Evolution and Dynamics of Protein Complexes: 2

A lecture by Dr Sarah Teichmann of the MRC Laboratory of Molecular Biology, Cambridge, UK at the Institute of Structural and Molecular Biology Symposium, 21 June 2012

Continued from previous post:



Dr Teichmann’s group is harnessing the information available using their database, 3Dcomplex.org.  The 20,000 protein complexes in a cell have been represented graphically with a system of lines and dots symbolising the topology of the monomeric building blocks. 

Illustration of graphs used to represent different oligomeric complex structures, taken from 3Dcomplex.org, Levy E.D., Pereira-Leal J.B., Chothia C., Teichmann S.A., (2006) 3D complex: a structural classification of protein complexes. PLoS Comput Biol. 2(11):e155.

These graphical representations can be used to give a hierarchical classification of cellular complexes and then to discover evolutionary links between pathways which use similar mechanisms.  Since approximately 2/3 of proteins form symmetric macromolecular machines, with only 1/3 being monomeric in the native state, this gives an unprecedented insight into the evolution of cellular protein networks.

The complexes on the database are classified initially into homomers, which are comprised of repeats of a single monomer and account for approximately 90% of the complexes, and heteromers, which are complexes of different monomers.  Most are then separated into either cyclic or dihedral symmetry. 

The preponderance of homomers is explained by various selective advantages.  Proteins achieve greater stability as oligomers since the surface area at the interfaces, which would be solvent accessible in a monomer, becomes buried.  There are also a variety of functional advantages.  Oligomers such as actin and tubulin (as examined in PPS section 7) can polymerise.  Some complexes, like haemoglobin, achieve cooperativity through allosteric change (explained in PPS section 10).  Some oligomers provide a template or scaffold for higher order assemblies, of which there are many examples in cross membrane proteins (some examples are in PPS section 11).  In some cases the act of oligomerization provides functional regulation, for example caspase-9 is activated by dimerization to initiate apoptosis (programmed cell death).
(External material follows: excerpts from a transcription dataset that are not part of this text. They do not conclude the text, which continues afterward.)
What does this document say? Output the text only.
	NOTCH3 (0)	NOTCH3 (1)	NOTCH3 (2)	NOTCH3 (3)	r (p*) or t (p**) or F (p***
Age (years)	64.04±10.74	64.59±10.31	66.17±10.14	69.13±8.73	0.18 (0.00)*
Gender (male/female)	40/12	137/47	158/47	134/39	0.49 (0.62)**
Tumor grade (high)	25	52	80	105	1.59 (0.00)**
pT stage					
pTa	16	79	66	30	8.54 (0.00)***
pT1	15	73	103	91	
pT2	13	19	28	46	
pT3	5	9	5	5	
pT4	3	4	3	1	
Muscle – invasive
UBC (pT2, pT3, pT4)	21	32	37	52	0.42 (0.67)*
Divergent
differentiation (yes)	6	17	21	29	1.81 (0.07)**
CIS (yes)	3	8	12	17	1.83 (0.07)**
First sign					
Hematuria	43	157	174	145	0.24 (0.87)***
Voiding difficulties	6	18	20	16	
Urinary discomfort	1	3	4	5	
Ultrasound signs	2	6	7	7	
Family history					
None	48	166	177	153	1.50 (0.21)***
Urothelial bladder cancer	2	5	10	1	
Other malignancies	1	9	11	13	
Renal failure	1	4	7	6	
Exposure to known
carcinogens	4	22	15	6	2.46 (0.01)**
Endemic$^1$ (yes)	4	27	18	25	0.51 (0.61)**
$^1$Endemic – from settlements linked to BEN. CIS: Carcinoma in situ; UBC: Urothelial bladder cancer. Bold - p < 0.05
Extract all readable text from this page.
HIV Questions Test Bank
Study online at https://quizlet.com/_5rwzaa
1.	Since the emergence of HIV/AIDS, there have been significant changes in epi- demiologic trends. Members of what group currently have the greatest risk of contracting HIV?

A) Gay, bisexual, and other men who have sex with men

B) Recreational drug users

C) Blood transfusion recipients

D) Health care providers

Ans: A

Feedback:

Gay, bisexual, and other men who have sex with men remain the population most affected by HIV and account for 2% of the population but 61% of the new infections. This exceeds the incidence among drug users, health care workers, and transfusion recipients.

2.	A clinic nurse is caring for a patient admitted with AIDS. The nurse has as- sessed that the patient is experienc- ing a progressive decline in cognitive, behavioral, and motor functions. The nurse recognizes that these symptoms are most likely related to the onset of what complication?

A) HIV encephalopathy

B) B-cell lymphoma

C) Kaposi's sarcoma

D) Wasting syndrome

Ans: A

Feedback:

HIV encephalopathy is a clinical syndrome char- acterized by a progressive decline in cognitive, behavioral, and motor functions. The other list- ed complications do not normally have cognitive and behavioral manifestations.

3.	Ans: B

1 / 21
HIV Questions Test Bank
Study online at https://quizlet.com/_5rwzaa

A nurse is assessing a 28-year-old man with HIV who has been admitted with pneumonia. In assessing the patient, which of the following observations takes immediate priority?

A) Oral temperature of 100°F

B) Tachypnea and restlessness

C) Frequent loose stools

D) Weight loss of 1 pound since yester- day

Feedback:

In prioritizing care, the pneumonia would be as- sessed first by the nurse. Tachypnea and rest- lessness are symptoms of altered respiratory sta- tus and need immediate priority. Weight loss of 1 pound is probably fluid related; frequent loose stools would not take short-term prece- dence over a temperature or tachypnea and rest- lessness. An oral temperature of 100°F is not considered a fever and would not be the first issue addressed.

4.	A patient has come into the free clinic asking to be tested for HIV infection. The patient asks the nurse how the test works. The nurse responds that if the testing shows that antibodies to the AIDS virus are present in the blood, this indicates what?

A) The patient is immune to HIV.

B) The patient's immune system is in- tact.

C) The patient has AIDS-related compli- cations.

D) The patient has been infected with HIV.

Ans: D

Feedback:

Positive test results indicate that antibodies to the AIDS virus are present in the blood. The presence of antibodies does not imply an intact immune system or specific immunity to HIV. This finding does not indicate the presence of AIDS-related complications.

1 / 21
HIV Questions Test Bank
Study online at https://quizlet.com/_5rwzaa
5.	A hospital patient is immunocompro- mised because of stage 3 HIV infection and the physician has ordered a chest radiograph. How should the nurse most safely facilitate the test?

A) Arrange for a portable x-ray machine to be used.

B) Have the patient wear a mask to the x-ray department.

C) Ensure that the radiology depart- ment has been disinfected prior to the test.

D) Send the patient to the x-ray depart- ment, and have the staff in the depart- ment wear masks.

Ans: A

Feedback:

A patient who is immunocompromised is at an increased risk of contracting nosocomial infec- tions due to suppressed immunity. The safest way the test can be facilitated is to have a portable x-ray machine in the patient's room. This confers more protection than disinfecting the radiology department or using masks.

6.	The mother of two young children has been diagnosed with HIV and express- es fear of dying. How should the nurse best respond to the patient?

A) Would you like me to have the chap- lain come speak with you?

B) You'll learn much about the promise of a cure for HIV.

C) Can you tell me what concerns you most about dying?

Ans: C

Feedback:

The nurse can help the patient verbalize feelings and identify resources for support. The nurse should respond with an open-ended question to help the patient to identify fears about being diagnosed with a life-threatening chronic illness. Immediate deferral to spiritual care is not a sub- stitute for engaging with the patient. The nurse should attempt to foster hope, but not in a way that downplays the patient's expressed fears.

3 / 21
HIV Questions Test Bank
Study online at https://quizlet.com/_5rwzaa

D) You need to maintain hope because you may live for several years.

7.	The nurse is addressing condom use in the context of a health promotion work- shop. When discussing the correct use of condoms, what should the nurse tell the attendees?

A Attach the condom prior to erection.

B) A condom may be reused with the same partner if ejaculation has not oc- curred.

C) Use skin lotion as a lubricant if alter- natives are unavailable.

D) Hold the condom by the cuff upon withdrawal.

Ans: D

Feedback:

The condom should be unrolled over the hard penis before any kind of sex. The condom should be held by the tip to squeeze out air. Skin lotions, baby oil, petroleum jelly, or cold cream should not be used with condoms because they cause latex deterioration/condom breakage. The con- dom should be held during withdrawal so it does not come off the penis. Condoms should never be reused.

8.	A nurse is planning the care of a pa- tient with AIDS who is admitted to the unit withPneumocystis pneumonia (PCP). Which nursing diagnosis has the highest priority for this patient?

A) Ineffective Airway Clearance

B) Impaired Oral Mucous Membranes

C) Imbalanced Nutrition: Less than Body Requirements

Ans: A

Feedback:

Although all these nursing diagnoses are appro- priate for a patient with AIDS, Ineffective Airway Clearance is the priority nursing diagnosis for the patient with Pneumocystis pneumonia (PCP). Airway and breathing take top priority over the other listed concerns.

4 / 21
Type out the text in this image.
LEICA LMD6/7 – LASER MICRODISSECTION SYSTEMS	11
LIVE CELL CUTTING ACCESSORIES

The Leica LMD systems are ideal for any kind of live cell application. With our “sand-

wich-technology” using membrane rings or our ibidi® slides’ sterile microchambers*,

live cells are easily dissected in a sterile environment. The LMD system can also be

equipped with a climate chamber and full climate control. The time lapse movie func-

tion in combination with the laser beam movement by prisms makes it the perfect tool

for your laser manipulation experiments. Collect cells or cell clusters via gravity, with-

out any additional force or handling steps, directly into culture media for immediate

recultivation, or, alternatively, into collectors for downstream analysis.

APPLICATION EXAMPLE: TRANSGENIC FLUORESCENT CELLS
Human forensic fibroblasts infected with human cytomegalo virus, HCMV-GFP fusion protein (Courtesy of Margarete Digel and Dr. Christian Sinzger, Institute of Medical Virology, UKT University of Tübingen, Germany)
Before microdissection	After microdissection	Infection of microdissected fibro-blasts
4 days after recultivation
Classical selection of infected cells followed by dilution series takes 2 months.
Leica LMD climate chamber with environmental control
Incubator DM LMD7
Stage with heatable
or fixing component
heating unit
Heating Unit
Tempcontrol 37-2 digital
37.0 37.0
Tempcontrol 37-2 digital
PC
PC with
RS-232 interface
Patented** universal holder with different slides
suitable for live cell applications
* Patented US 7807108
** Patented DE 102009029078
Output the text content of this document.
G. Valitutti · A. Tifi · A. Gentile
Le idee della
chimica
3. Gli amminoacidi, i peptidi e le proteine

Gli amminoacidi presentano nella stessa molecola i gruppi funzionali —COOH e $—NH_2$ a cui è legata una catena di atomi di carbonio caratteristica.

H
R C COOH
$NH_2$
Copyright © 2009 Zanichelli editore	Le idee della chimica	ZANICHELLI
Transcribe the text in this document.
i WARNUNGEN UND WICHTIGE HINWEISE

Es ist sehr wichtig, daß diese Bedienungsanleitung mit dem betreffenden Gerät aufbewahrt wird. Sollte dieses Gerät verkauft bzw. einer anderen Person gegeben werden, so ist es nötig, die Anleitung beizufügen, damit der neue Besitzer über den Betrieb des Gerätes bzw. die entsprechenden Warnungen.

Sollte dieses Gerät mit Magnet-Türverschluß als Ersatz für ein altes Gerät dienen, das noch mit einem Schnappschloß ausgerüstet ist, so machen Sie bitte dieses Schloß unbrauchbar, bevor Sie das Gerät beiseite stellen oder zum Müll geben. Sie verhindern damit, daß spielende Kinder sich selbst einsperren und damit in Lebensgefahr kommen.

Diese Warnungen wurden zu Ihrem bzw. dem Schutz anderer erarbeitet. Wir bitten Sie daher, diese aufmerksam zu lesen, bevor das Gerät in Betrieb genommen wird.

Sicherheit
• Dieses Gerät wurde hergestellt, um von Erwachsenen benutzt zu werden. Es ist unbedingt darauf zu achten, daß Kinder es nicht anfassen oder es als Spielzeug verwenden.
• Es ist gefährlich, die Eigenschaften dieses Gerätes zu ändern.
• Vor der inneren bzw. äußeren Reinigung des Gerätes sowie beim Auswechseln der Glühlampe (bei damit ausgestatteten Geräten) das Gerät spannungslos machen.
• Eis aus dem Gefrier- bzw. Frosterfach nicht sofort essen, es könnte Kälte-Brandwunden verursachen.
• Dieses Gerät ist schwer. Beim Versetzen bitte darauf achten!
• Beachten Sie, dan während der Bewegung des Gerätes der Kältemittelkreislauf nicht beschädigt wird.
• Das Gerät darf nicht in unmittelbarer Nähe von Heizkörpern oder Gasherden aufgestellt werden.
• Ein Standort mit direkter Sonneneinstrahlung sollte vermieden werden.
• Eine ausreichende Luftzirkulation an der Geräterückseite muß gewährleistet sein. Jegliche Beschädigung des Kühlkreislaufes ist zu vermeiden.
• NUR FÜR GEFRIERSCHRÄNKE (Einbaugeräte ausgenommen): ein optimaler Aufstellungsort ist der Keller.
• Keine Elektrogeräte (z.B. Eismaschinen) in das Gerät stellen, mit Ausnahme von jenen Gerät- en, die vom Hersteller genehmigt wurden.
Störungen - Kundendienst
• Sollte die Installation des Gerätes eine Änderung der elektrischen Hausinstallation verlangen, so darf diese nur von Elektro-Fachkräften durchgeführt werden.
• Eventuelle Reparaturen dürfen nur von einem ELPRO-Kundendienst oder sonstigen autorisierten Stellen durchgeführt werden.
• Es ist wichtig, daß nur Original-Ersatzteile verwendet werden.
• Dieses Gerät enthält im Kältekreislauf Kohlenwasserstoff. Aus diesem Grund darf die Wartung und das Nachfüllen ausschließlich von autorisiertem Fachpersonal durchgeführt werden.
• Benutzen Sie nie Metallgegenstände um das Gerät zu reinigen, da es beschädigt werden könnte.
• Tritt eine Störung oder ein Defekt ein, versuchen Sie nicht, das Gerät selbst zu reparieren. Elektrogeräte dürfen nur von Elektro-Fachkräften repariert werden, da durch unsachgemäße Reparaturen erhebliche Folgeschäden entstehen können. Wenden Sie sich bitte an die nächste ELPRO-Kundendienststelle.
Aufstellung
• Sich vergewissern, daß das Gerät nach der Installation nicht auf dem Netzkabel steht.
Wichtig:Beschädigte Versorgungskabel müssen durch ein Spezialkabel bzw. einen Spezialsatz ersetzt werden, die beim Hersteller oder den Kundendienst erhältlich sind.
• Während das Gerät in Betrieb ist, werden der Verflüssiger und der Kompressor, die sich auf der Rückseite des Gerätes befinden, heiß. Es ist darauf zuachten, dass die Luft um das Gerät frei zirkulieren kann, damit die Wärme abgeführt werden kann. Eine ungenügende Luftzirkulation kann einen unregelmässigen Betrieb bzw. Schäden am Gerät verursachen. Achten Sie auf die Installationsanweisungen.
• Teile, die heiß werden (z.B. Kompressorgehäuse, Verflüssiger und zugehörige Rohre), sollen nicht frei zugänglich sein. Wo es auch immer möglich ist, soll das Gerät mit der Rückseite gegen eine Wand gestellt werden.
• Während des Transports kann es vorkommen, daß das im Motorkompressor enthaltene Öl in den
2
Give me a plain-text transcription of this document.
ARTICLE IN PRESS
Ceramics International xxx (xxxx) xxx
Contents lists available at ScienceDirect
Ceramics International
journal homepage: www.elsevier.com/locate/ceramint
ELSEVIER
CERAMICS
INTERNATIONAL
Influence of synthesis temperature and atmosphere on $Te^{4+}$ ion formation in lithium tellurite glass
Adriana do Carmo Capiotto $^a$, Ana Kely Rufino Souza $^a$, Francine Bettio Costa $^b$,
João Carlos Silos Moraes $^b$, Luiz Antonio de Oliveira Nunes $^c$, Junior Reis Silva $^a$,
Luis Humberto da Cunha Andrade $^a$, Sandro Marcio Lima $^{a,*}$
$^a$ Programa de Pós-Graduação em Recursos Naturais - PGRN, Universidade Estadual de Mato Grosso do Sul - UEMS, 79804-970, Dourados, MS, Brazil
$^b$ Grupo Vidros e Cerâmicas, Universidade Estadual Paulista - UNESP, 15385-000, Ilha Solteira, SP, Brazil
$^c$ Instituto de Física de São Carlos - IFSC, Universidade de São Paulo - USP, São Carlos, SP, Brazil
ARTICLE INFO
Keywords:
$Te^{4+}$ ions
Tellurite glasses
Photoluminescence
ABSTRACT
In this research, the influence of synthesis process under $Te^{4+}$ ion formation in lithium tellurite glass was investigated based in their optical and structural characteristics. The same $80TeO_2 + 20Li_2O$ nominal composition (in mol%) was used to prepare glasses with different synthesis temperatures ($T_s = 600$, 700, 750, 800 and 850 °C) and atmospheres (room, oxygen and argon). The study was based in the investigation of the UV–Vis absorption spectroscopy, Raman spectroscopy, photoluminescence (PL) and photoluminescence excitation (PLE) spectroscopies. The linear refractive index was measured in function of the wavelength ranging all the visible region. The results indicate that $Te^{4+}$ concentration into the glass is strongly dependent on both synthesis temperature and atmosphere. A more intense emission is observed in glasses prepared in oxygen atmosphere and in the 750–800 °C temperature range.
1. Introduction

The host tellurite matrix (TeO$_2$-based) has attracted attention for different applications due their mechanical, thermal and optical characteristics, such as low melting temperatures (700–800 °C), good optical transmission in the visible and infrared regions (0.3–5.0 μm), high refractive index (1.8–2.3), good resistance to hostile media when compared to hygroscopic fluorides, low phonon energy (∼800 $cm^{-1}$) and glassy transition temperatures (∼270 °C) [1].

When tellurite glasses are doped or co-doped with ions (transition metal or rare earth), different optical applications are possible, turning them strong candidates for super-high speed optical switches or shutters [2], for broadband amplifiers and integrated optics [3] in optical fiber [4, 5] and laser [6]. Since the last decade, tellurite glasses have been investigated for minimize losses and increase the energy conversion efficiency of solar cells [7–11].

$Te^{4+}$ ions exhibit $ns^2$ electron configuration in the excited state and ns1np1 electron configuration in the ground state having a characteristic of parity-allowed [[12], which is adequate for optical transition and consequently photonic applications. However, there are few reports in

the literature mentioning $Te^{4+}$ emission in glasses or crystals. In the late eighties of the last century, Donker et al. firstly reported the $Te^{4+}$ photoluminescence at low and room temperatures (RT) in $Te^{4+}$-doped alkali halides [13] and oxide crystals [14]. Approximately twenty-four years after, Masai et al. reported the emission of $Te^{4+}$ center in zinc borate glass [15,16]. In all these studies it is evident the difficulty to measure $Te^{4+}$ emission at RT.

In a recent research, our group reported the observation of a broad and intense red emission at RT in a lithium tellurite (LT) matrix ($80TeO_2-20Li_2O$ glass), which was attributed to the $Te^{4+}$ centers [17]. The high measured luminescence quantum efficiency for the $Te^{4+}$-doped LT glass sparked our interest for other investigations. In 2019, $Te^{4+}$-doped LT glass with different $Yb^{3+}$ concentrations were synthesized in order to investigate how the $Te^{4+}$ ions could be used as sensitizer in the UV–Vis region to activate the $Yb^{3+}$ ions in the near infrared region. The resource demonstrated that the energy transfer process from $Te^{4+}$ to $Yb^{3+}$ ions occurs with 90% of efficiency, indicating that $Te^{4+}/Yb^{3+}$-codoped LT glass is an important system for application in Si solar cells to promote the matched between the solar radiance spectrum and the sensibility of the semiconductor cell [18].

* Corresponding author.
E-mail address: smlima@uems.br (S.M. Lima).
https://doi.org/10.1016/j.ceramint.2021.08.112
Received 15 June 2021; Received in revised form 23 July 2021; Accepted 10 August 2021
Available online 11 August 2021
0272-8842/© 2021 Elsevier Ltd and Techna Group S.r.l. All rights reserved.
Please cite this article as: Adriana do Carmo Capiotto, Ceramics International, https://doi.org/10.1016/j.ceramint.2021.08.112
Oligomerization provides major pathways in assembly and, consequently, in the evolution of cellular interactions.  Many of these are based on dimers, which represent the most stable assembly as each interaction between residue pairs manifests twice.  This carries large evolutionary currency because each mutation at the interface has a double effect.  Tetramers are often evolved in a stepwise manner, as a dimer of dimers, such that the dihedral tetramers are much more common than cyclical tetramers, and higher order dihedral complexes tend also to assemble from dimer conglomeration.  Where there are certain functional stability issues, however, such as in membrane proteins, cyclical oligomers do predominate and stepwise evolution can occur with the oligomerization of higher order cyclical oligomers.

Illustration of the most common forms of homomeric symmetry, taken from 3Dcomplex.org, Levy ED, Pereira-Leal JB, Chothia C, Teichmann SA, (2006) 3D complex: a structural classification of protein complexes. PLoS Comput Biol. 2(11):e155.

 

It has been found that in monomers which are known to oligomerise, there is often homology at the largest interface, showing that this interaction interface is conserved (Levy et al., (2008) Nature).  This conservation reflects assembly pathways of complexes since (Levy et al., (2008) Nature) showed that assembly occurs via an ordered pathway, with intermediate species corresponding to sub-complex with large interfaces.  Therefore, the preservation of the largest oligomeric interface can be thought of as a unifying principle in the evolution and assembly of homomers.  Once recognised, this principle can be used to predict interfaces based on sequence conservation across homologues and, therefore, provides crucial information in complex structure prediction.

Protein folding is selected for in evolution to be both fast and spontaneous.  We can infer from this, and from our observation of the crowded nature of the cytoplasm, that complex assembly must also be ordered and fast.  In heteromers, the order of assembly is, therefore, of vital importance, since establishing interactions in the wrong order will lead to incorrect complex structure.  Dr Teichmann is interested in establishing a basic principle that heteromer assembly occurs via spontaneous ordered pathways with fixed intermediates and this is currently under investigation.